At that point, I was afraid to go into the car. But then I remembered I have a fire extinguisher in the car. I ran back to the car, found the doors ajar and wondered if I lock them or not. My brain told me I couldn’t care about that now. I took my fire extinguisher and ran back to the scene. I unhooked the fire extinguisher, and tried it to see if it works, it did. I placed the extinguisher at a safe distance, hoping that if a fire started while I am inside, someone wil be brave enough to use it. I climbed into the car, and found that the thing that moved was a Dog. I later learnt that the driver was rushing the Dog to the veterinary. I looked at the driver, he has his seat belt on, and the air bag didn’t deploy. I tried the door from the inside, it gave way a little. I gingerly took the Dog and place it on the back seat. I didn’t know how injured it was, but it was in a bad shape. I sat on the passenger seat and started kicking the driver door as had as I could. My feet was hurting because I was barefooted, but I didn’t care.
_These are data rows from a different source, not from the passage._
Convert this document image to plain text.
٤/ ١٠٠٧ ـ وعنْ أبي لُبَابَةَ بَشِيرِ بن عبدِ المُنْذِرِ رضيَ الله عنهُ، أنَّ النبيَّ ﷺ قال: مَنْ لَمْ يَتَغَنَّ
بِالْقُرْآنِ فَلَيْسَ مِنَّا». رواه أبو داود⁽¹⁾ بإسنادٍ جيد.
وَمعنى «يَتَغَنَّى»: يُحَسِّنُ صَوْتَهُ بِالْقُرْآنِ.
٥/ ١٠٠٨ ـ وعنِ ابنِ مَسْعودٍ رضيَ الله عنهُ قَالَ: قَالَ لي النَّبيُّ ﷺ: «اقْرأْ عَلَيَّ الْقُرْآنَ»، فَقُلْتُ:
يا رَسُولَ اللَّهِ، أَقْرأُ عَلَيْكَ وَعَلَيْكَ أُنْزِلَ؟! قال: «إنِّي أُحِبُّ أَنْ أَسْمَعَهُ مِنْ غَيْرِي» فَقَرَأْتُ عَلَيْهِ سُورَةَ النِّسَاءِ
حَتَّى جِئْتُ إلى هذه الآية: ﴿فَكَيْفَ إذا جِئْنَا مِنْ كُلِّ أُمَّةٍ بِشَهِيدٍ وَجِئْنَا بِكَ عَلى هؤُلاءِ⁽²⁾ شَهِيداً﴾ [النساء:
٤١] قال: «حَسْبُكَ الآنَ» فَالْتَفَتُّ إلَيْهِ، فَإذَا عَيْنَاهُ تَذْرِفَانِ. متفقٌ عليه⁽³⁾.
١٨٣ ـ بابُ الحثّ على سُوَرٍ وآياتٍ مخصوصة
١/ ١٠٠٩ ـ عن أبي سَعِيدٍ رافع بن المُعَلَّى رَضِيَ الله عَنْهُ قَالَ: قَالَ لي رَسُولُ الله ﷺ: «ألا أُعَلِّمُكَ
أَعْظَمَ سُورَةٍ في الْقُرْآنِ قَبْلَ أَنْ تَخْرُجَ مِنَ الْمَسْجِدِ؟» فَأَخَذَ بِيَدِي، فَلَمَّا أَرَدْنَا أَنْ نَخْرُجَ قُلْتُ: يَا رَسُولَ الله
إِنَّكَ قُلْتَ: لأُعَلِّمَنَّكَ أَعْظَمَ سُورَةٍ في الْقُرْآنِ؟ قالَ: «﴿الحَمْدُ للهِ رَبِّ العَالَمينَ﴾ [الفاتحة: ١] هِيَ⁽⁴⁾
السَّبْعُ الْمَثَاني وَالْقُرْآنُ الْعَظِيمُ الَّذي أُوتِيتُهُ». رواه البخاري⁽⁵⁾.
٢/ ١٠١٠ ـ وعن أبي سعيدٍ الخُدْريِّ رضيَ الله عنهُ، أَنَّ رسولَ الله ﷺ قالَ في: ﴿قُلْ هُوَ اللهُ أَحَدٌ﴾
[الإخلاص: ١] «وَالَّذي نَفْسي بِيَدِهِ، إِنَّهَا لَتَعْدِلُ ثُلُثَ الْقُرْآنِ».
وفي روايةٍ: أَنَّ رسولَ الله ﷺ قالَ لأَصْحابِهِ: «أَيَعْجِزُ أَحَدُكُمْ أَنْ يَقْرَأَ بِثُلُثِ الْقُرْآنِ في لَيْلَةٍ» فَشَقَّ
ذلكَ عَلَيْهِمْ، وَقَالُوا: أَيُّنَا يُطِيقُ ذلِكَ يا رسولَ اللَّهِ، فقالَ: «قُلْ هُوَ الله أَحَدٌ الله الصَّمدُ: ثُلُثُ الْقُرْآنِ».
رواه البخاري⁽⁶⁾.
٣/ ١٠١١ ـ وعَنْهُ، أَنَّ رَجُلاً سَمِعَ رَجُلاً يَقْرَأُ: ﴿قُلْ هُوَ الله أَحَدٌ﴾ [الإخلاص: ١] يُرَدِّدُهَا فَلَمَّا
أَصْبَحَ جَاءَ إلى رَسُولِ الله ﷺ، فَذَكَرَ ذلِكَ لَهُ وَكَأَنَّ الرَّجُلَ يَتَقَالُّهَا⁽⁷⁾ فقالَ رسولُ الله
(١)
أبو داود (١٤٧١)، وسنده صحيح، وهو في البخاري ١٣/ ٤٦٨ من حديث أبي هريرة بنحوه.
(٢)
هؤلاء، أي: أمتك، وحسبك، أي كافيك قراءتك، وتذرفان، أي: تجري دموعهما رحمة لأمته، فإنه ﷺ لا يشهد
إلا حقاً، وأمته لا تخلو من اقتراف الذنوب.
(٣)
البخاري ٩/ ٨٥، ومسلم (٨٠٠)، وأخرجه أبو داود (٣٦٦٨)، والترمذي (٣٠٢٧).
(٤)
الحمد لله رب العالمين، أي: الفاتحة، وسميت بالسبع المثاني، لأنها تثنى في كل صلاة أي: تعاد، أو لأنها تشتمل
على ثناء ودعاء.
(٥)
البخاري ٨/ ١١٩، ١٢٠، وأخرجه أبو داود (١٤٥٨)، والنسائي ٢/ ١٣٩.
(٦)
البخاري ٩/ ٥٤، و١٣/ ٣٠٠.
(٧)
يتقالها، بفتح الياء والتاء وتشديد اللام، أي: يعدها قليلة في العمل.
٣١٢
Two of the braver onlookers must have summoned up enough courage. The came to the car and started pulling the door while i kicked. It helped. The door came off. One of them unhooked the seat belt and two of them carried the driver out. I took the Dog and came out.

They were speaking Amaric, so I started shouting “Who Speaks English”, “Who Speaks English”, one of them came to me and I told him, tell them to take him to my car. He told them and they did. We place the man on the back seat. He was bleeding, but we don’t know from where, I placed the Dog on the floor behind the driver seat and then I couldn’t find my car keys.

By now I was getting physically tired, but I ran back to the scene, one of the guys was putting out a small fire from the engines with my extinguisher, i looked in the car, no keys, I looked on the ground no keys. I quickly climbed back into the lorry and I found the key on the floor. At that point, I heard a very familiar but sooting sound, the sirens. The emergency services are on their way. Apparently someone had called them.

I didn’t know how far they are, so I went to the car, started the engine, and told the guy that could speak to climb in the passenger seat. I told him to direct me towards the sound of the siren. I must have been driving like mad, Or so the guy told me later (His name is Yohannes). We met the sirens after about 2 mins of driving. I waved them down, they slowed down and the guy spoke amaric to them. They stopped, took the man from the back seat, put him on a stretcher, put him in the back of their bus and started driving off. Instinctively, I drove after them.

When we got to the hospital, they didn’t allow me in, two policemen came to me and started asking me questions. I was too tired to speak. I looked at myself, the blood on me, on my backseat and all I could say to them was, will he be ok? They told me, he will be ok, thanks to me, they told me their was a big fire now at the scene and the fire service are on their way there. They said they would like me to come with them, they want to take my statement etc etc etc. I just sat there, thought about the whole incidence and tears started streaming down my face. I cried like that for about 5 mins before I got in the police car and they drove me to their station.

It’s now been a week, I am still in shock. The police men recommended I should see a therapist, but I know I will be fine. I still couldn’t bring myself to drive past the scene though. I later learnt from Yohannes that the man is OK, but his Dog didn’t make it. I am planning to visit him at the hospital before he gets discharged.


DISCLAIMER: This story is purely fictional. Thanks for reading this far.


1 Comment »

  1. Abdullahi M. said

    It seemed very real and got all my attention, is there a continuation of the story, i enjoyed it.